Subject: Re: Finally increasing vm.execmin by default
To: Todd Vierling <email@example.com>
From: Alistair Crooks <firstname.lastname@example.org>
Date: 11/01/2005 08:00:55
On Fri, Oct 28, 2005 at 03:49:23PM -0400, Todd Vierling wrote:
> On Fri, 28 Oct 2005, Geert Hendrickx wrote:
> > Is it possible at all to find a sane default for _all_ kinds of systems?
> > Maybe we should, like Peter already proposed in the previous thread, define
> > different sets of defaults, for different usage profiles and/or amounts of
> > memory, among which the user can choose at install-time, and then sysinst
> > would install an apropriate /etc/sysctl.conf.
> I have nothing against populating sysctl.conf with sysinst.
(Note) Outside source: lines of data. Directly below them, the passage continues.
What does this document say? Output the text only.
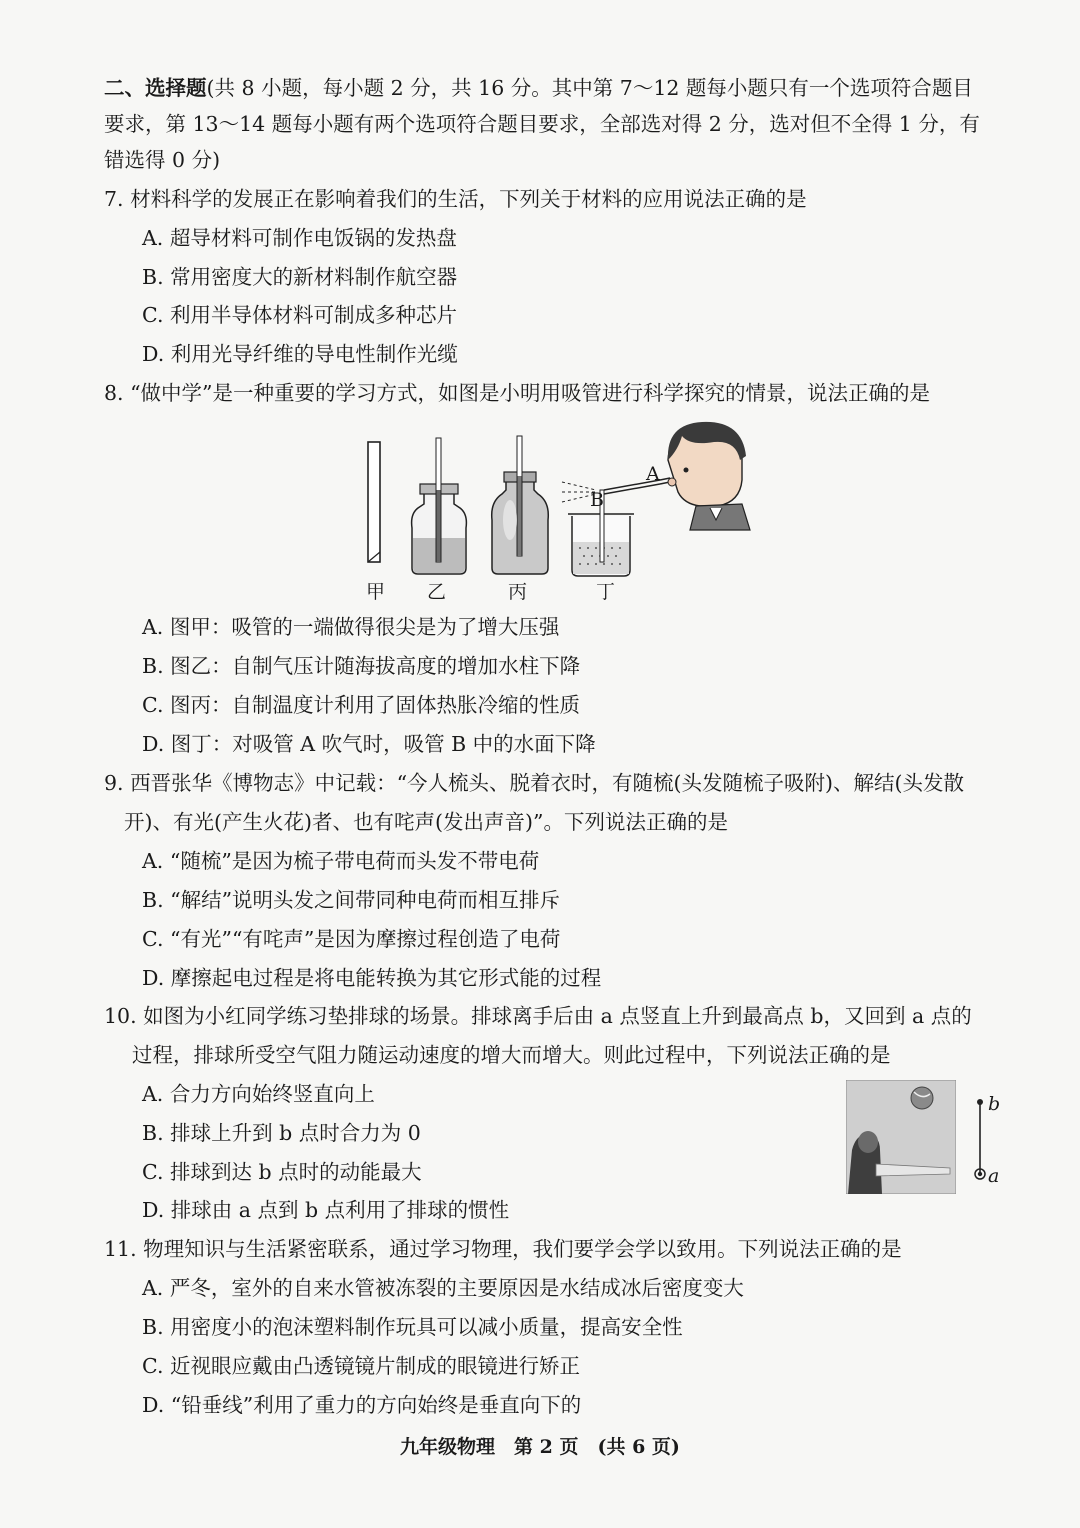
二、选择题(共 8 小题，每小题 2 分，共 16 分。其中第 7～12 题每小题只有一个选项符合题目
要求，第 13～14 题每小题有两个选项符合题目要求，全部选对得 2 分，选对但不全得 1 分，有
错选得 0 分)
7. 材料科学的发展正在影响着我们的生活，下列关于材料的应用说法正确的是
A. 超导材料可制作电饭锅的发热盘
B. 常用密度大的新材料制作航空器
C. 利用半导体材料可制成多种芯片
D. 利用光导纤维的导电性制作光缆
8. “做中学”是一种重要的学习方式，如图是小明用吸管进行科学探究的情景，说法正确的是
A
B
甲 乙	丙	丁
A. 图甲：吸管的一端做得很尖是为了增大压强
B. 图乙：自制气压计随海拔高度的增加水柱下降
C. 图丙：自制温度计利用了固体热胀冷缩的性质
D. 图丁：对吸管 A 吹气时，吸管 B 中的水面下降
9. 西晋张华《博物志》中记载：“今人梳头、脱着衣时，有随梳(头发随梳子吸附)、解结(头发散
开)、有光(产生火花)者、也有咤声(发出声音)”。下列说法正确的是
A. “随梳”是因为梳子带电荷而头发不带电荷
B. “解结”说明头发之间带同种电荷而相互排斥
C. “有光”“有咤声”是因为摩擦过程创造了电荷
D. 摩擦起电过程是将电能转换为其它形式能的过程
10. 如图为小红同学练习垫排球的场景。排球离手后由 a 点竖直上升到最高点 b，又回到 a 点的
过程，排球所受空气阻力随运动速度的增大而增大。则此过程中，下列说法正确的是
A. 合力方向始终竖直向上
B. 排球上升到 b 点时合力为 0
C. 排球到达 b 点时的动能最大
D. 排球由 a 点到 b 点利用了排球的惯性
b
a
11. 物理知识与生活紧密联系，通过学习物理，我们要学会学以致用。下列说法正确的是
A. 严冬，室外的自来水管被冻裂的主要原因是水结成冰后密度变大
B. 用密度小的泡沫塑料制作玩具可以减小质量，提高安全性
C. 近视眼应戴由凸透镜镜片制成的眼镜进行矫正
D. “铅垂线”利用了重力的方向始终是垂直向下的
九年级物理　第 2 页　(共 6 页)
However, the
> defaults compiled into the kernel should work reasonably in between
> tuned-for-workstation and tuned-for-server on the majority of hardware, even
> if sysctl.conf is completely missing.
Just to be boring, how about a sysctl.conf which is populated with
commented out entries, to make it easier for people to tune their
machine post install. Machines have been known to change their uses,
get populated with memory, or install on one disk on one machine for
I'm thinking of something like:
# taken from http://mail-index.netbsd.org/tech-kern/2005/03/06/0004.html
# for database (and other) servers
# taken from Message-ID: <Pine.NEB.email@example.com>
# "compromise settings"
# embedded use...
or another approach would be to have suggested tuning based on memory
# RAM <= 32MB
# RAM 32MB -> 256 MB
# RAM 256 MB -> 1 GB
# RAM > 1GB
Looking to the future, we could start off with something like this,
and then move to automatic sizing at startup, if RAM-based sizing
proves useful. I still think a "usage" component is useful, though.